A Tale of Two Americas’ Paychecks

September 2, 2009

CEO of a government-financed bailout recipient? You’re styling.
Minimum wage worker trying to pay for basic necessities?
You’re screwed.

The Institute for Policy Studies reports today on CEO compensation for financial firms receiving the government largesse of the bailout, and the numbers, although sadly not surprising, are still shocking.

Bloomberg reports:

Lenders including Bank of America Corp. and Wells Fargo & Co. paid CEOs an average of $13.8 million last year, topping the $10.1 million for S&P 500 leaders…

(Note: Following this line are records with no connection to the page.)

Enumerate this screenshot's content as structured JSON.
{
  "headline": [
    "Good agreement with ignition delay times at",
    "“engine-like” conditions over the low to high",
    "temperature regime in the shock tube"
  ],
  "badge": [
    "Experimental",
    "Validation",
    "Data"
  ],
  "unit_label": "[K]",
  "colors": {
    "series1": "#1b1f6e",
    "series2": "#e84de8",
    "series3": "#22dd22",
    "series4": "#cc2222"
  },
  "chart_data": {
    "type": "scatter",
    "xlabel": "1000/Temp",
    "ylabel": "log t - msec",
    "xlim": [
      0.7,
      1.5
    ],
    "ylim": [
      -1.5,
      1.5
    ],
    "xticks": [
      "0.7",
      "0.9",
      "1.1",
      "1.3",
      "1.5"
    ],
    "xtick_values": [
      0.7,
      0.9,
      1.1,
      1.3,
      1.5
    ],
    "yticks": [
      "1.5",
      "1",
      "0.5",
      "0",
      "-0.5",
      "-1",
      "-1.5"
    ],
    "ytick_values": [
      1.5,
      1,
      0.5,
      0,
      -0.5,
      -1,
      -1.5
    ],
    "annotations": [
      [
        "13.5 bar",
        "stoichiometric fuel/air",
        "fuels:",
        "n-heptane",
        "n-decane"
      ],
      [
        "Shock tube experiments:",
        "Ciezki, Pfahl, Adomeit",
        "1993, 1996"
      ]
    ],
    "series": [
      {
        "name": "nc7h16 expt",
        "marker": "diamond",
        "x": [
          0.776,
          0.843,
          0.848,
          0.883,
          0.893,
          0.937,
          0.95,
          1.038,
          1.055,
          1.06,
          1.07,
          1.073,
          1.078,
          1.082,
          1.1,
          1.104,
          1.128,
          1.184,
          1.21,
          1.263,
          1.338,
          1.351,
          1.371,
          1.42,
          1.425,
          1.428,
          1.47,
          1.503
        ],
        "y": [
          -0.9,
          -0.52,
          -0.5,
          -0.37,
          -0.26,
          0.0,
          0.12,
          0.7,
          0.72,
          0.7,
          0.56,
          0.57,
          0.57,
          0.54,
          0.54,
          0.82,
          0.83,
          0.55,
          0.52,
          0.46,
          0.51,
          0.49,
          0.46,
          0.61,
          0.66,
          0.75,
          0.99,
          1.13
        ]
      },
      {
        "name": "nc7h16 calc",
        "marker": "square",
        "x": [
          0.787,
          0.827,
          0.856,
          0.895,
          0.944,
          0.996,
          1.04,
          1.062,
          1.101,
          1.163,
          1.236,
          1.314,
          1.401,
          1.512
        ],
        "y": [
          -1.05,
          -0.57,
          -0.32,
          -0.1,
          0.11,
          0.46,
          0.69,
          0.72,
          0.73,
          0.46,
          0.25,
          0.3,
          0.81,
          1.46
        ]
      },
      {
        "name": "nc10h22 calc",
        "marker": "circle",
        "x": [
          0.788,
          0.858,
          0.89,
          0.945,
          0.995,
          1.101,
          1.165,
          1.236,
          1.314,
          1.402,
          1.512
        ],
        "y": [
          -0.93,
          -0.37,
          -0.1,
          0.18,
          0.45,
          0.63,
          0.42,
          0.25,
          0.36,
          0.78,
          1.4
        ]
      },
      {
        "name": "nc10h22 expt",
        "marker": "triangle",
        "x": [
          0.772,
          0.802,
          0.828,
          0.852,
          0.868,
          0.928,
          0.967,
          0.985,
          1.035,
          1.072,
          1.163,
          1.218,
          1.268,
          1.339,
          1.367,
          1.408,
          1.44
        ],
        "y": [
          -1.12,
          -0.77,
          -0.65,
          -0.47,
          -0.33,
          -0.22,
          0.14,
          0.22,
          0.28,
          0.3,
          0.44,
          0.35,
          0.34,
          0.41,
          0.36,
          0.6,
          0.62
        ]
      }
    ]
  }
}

How unfair can life be? That $3.7 million difference is the helipad for the yacht and the gold-plated bidet.

Cut to… those who clean the bidet:
The NY Times reports on a new study of minimum wage workers in New York, Chicago and Los Angeles.
Seems that labor violations are more common than Prada in the Hamptons:

In surveying 4,387 workers in various low-wage industries, including apparel manufacturing, child care and discount retailing, the researchers found that the typical worker had lost $51 the previous week through wage violations, out of average weekly earnings of $339. That translates into a 15 percent loss in pay…The study found that 26 percent of the workers had been paid less than the minimum wage the week before being surveyed and that one in seven had worked off the clock the previous week. In addition, 76 percent of those who had worked overtime the week before were not paid their proper overtime, the researchers found.

Don’t worry ’bout the riff raff tho, the Gulfstream is idling on the tarmac for a quick getaway.